Wolfsburg. VW-Chef Martin Winterkorn will die Absatz- und Erlöskrise der Marke Volkswagen auf dem wichtigen US-Markt schnellstmöglich beenden. Wie Automobilwoche aus dem Konzern erfuhr, forciert der VW-Vorstand eine Reihe neuer Pkw-Projekte, die speziell auf die Anforderungen nordamerikanischer Kunden zugeschnitten werden. Interne Planungen zum Volumen der Modelloffensive legen nahe, dass der Bau eines weiteren VW-Werks im Dollar-Raum unverzichtbar ist.
So hat die VW-Spitze ein neu zu entwickelndes Fahrzeug namens "New Compact Sedan" (NCS) abgesegnet, für das interne Planungspapiere ein "Volumen von über 160.000 Fahrzeugen" pro Jahr prognostizieren. "Bezahlbar und sportlich" soll das Auto sein - und trotz Produktion in Nordamerika das Gütesiegel "German Engineered" rechtfertigen. Zu den Wettbewerbern zählt das VW-Dossier unter anderem den Honda Civic und den Chevrolet Cobalt.
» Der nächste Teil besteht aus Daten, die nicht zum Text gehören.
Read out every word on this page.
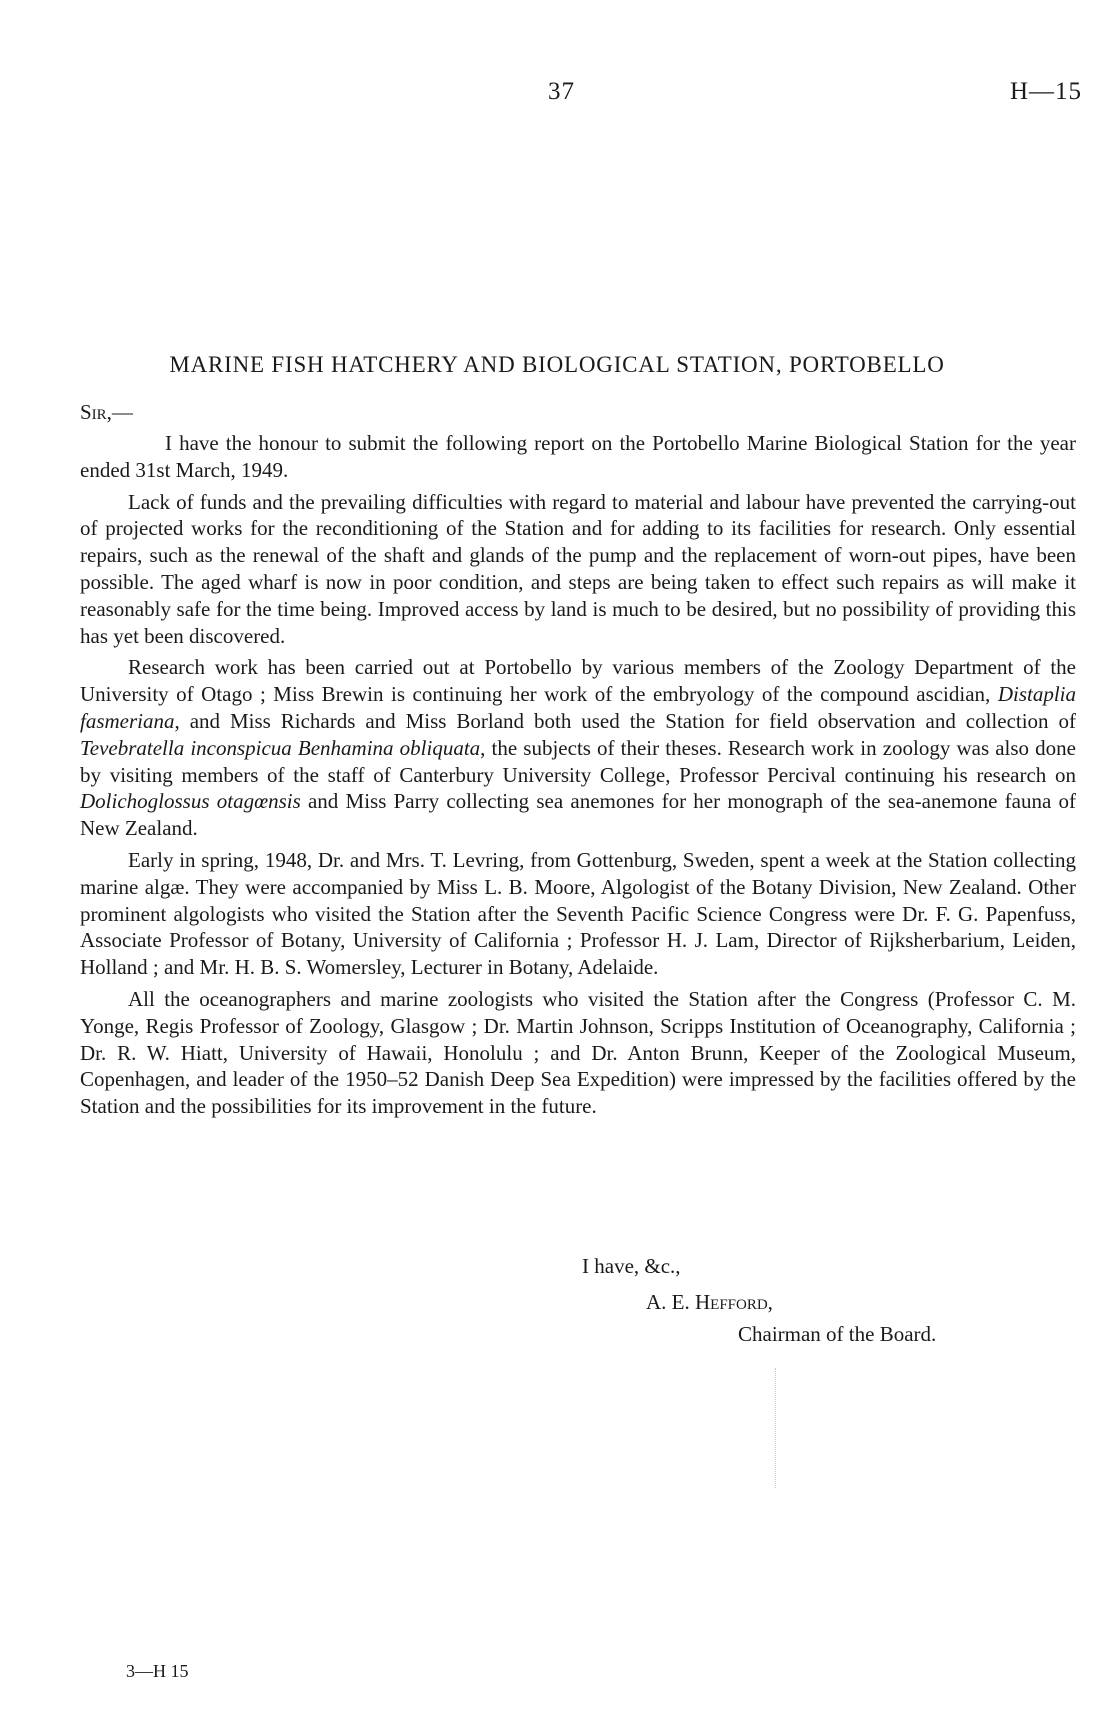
37	H—15
MARINE FISH HATCHERY AND BIOLOGICAL STATION, PORTOBELLO
Sir,—

I have the honour to submit the following report on the Portobello Marine Biological Station for the year ended 31st March, 1949.

Lack of funds and the prevailing difficulties with regard to material and labour have prevented the carrying-out of projected works for the reconditioning of the Station and for adding to its facilities for research. Only essential repairs, such as the renewal of the shaft and glands of the pump and the replacement of worn-out pipes, have been possible. The aged wharf is now in poor condition, and steps are being taken to effect such repairs as will make it reasonably safe for the time being. Improved access by land is much to be desired, but no possibility of providing this has yet been discovered.

Research work has been carried out at Portobello by various members of the Zoology Department of the University of Otago ; Miss Brewin is continuing her work of the embryology of the compound ascidian, Distaplia fasmeriana, and Miss Richards and Miss Borland both used the Station for field observation and collection of Tevebratella inconspicua Benhamina obliquata, the subjects of their theses. Research work in zoology was also done by visiting members of the staff of Canterbury University College, Professor Percival continuing his research on Dolichoglossus otagœnsis and Miss Parry collecting sea anemones for her monograph of the sea-anemone fauna of New Zealand.

Early in spring, 1948, Dr. and Mrs. T. Levring, from Gottenburg, Sweden, spent a week at the Station collecting marine algæ. They were accompanied by Miss L. B. Moore, Algologist of the Botany Division, New Zealand. Other prominent algologists who visited the Station after the Seventh Pacific Science Congress were Dr. F. G. Papenfuss, Associate Professor of Botany, University of California ; Professor H. J. Lam, Director of Rijksherbarium, Leiden, Holland ; and Mr. H. B. S. Womersley, Lecturer in Botany, Adelaide.

All the oceanographers and marine zoologists who visited the Station after the Congress (Professor C. M. Yonge, Regis Professor of Zoology, Glasgow ; Dr. Martin Johnson, Scripps Institution of Oceanography, California ; Dr. R. W. Hiatt, University of Hawaii, Honolulu ; and Dr. Anton Brunn, Keeper of the Zoological Museum, Copenhagen, and leader of the 1950–52 Danish Deep Sea Expedition) were impressed by the facilities offered by the Station and the possibilities for its improvement in the future.

I have, &c.,
A. E. Hefford,
Chairman of the Board.
3—H 15
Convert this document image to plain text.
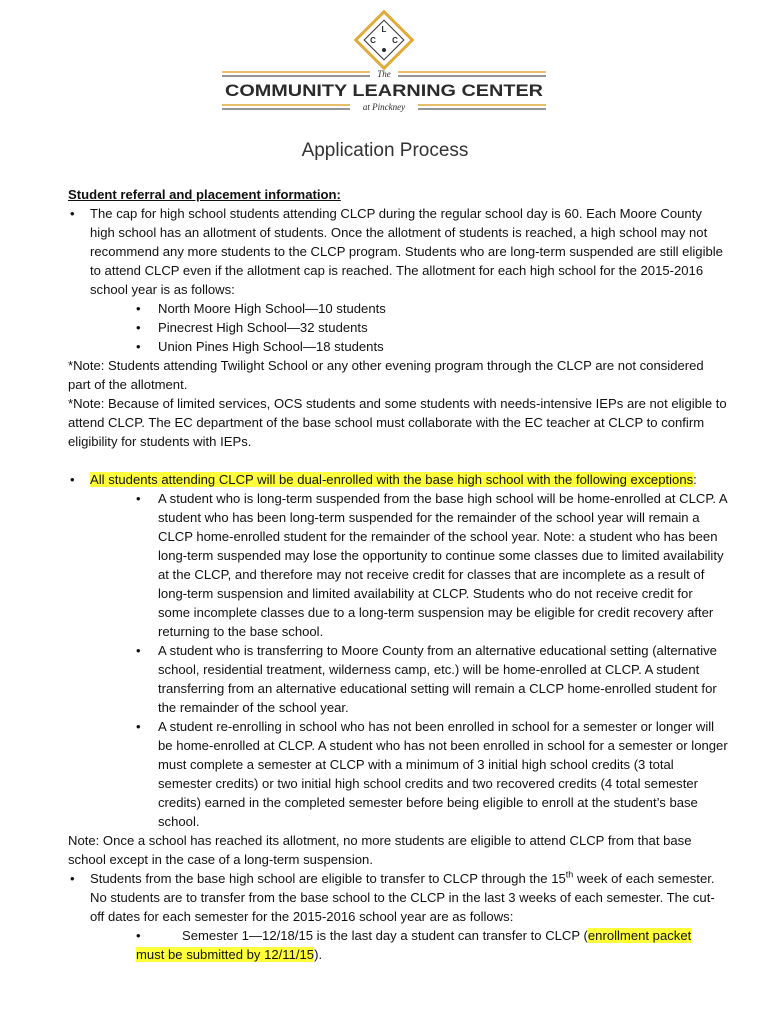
L
C C
The
COMMUNITY LEARNING CENTER
at Pinckney
Application Process

Student referral and placement information:

• The cap for high school students attending CLCP during the regular school day is 60. Each Moore County high school has an allotment of students. Once the allotment of students is reached, a high school may not recommend any more students to the CLCP program. Students who are long-term suspended are still eligible to attend CLCP even if the allotment cap is reached. The allotment for each high school for the 2015-2016 school year is as follows:

• North Moore High School—10 students

• Pinecrest High School—32 students

• Union Pines High School—18 students

*Note: Students attending Twilight School or any other evening program through the CLCP are not considered part of the allotment.

*Note: Because of limited services, OCS students and some students with needs-intensive IEPs are not eligible to attend CLCP. The EC department of the base school must collaborate with the EC teacher at CLCP to confirm eligibility for students with IEPs.

• All students attending CLCP will be dual-enrolled with the base high school with the following exceptions:

• A student who is long-term suspended from the base high school will be home-enrolled at CLCP. A student who has been long-term suspended for the remainder of the school year will remain a CLCP home-enrolled student for the remainder of the school year. Note: a student who has been long-term suspended may lose the opportunity to continue some classes due to limited availability at the CLCP, and therefore may not receive credit for classes that are incomplete as a result of long-term suspension and limited availability at CLCP. Students who do not receive credit for some incomplete classes due to a long-term suspension may be eligible for credit recovery after returning to the base school.

• A student who is transferring to Moore County from an alternative educational setting (alternative school, residential treatment, wilderness camp, etc.) will be home-enrolled at CLCP. A student transferring from an alternative educational setting will remain a CLCP home-enrolled student for the remainder of the school year.

• A student re-enrolling in school who has not been enrolled in school for a semester or longer will be home-enrolled at CLCP. A student who has not been enrolled in school for a semester or longer must complete a semester at CLCP with a minimum of 3 initial high school credits (3 total semester credits) or two initial high school credits and two recovered credits (4 total semester credits) earned in the completed semester before being eligible to enroll at the student’s base school.

Note: Once a school has reached its allotment, no more students are eligible to attend CLCP from that base school except in the case of a long-term suspension.

• Students from the base high school are eligible to transfer to CLCP through the 15th week of each semester. No students are to transfer from the base school to the CLCP in the last 3 weeks of each semester. The cut-off dates for each semester for the 2015-2016 school year are as follows:

• Semester 1—12/18/15 is the last day a student can transfer to CLCP (enrollment packet
must be submitted by 12/11/15).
Überdies soll der NCS länger ausfallen als der im mexikanischen Puebla montierte VW Jetta (4,55 Meter), um dem Wunsch vieler US-Interessenten nach mehr Innenraum zu entsprechen. Auf der NCS-Plattform soll zudem der Nachfolger des VW Jetta für den Export nach Europa entstehen.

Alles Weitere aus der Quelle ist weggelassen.